In a move that has been widely anticipated for some time, Chancellor Philip Hammond has announced a change that will materially impact those large and medium-sized companies engaging workers via personal services companies ('PSCs') from April 2020. Mirroring changes already made in the public sector, responsibility for operating the existing off-payroll working rules, and deducting any tax and NICs due, will move from individuals to the organization, agency or other third party paying an individual's PSC.

In light of the increased tax burden that this represents, users will have to consider carefully their compliance mechanisms and, more broadly, whether there is material benefit in using PSC structures for their indirectly engaged workforce.

What is changing?

Under the current rules, known as 'IR35', the PSC is obliged to deduct income tax and employee NICs from sums it pays to the worker, and pay employer NICs where, if the PSC were to be removed from the equation, the worker would be an employee of the client. Importantly, the liability for applying those rules (and the liability for back taxes if the PSC fails to do so) falls on the PSC, not the ultimate client.

Under the new rules, the PAYE and NICs obligations would fall on the client. Each time it engages a worker via a PSC, the client will need to assess whether, if the PSC were to be removed from the equation, the worker would be an employee of the client. If the worker would, the client will need to apply deductions for income tax and employee NICs from the sums it pays to the PSC, and pay employer NICs on those sums. Not only is this a potentially huge administrative burden and significant additional cost; it also places the tax risk squarely on the client and not the PSC/worker.
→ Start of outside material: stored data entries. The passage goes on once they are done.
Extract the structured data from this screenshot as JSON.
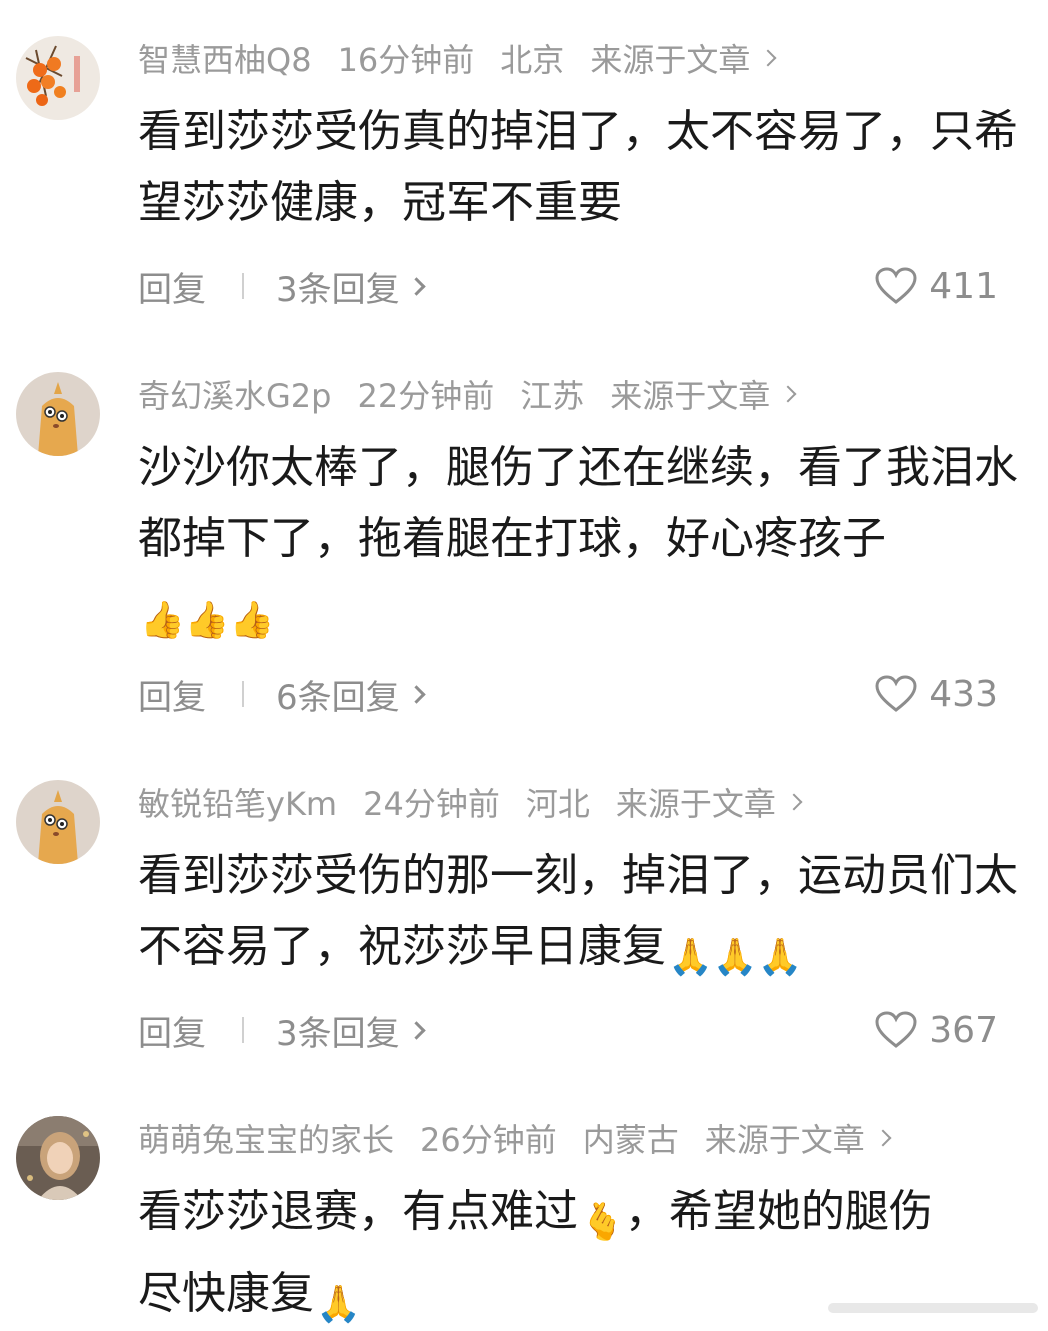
{
  "comments": [
    {
      "username": "智慧西柚Q8",
      "time": "16分钟前",
      "location": "北京",
      "source": "来源于文章",
      "text": "看到莎莎受伤真的掉泪了，太不容易了，只希望莎莎健康，冠军不重要",
      "emojis": "",
      "reply_label": "回复",
      "replies_label": "3条回复",
      "likes": "411",
      "avatar": "persimmon-avatar"
    },
    {
      "username": "奇幻溪水G2p",
      "time": "22分钟前",
      "location": "江苏",
      "source": "来源于文章",
      "text": "沙沙你太棒了，腿伤了还在继续，看了我泪水都掉下了，拖着腿在打球，好心疼孩子",
      "emojis": "👍👍👍",
      "reply_label": "回复",
      "replies_label": "6条回复",
      "likes": "433",
      "avatar": "cartoon-avatar"
    },
    {
      "username": "敏锐铅笔yKm",
      "time": "24分钟前",
      "location": "河北",
      "source": "来源于文章",
      "text": "看到莎莎受伤的那一刻，掉泪了，运动员们太不容易了，祝莎莎早日康复",
      "emojis": "🙏🙏🙏",
      "reply_label": "回复",
      "replies_label": "3条回复",
      "likes": "367",
      "avatar": "cartoon-avatar"
    },
    {
      "username": "萌萌兔宝宝的家长",
      "time": "26分钟前",
      "location": "内蒙古",
      "source": "来源于文章",
      "text_part1": "看莎莎退赛，有点难过",
      "emoji_mid": "🫰",
      "text_part2": "，希望她的腿伤尽快康复",
      "emojis": "🙏",
      "avatar": "photo-avatar"
    }
  ],
  "colors": {
    "text": "#1a1a1a",
    "meta": "#9a9a9a",
    "action": "#8d8d8d"
  }
}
Along with the experience in the public sector, we are expecting that many companies will not want to take the tax risk on the supply of services where workers are claiming they are 'self-employed'. This could lead to difficult discussions with such workers.

What is not changing?

This does not impact the question of whether a worker engaged via a PSC benefits from employment rights as against the ultimate client. The test remains one where the client is applying a hypothetical assumption of whether the person would be an employee if the PSC were to be removed from the equation. Somewhat counter-intuitively, it does not necessarily mean that the worker is an employee of the client even if the client is obliged to deduct income tax and employee NICs and pay employer NICs.

The Government has stated that small organizations will be exempt.

What should those engaging workers through PSCs do now?

Those who engage PSCs should start thinking about their response to this change in earnest. Amongst other steps, we would recommend clients:

  1. Audit your existing workforce to establish how reliant you are on workers supplied via PSCs, as opposed to directly-engaged self-employed contractors, for example;
  2. Assess a representative sample of those contractors to determine whether you believe that the new rules will bite and require you to apply deductions for tax and NICs;
  3. Consider, in light of the results of step 2, the fundamental question of whether to continue engaging PSCs as before (reviewing on a case-by-case basis whether tax and NICs will be payable) or to more fundamentally redesign your non-employed workforce;
  4. Prepare your system for the new PAYE and NIC obligations.

The Chancellor has postponed the introduction of the new rules to April 2020 but companies should not be complacent in the meantime as HMRC already has an audit focus on this area. Further, companies should not under-estimate the scale of the task necessary to identify and modify existing arrangements.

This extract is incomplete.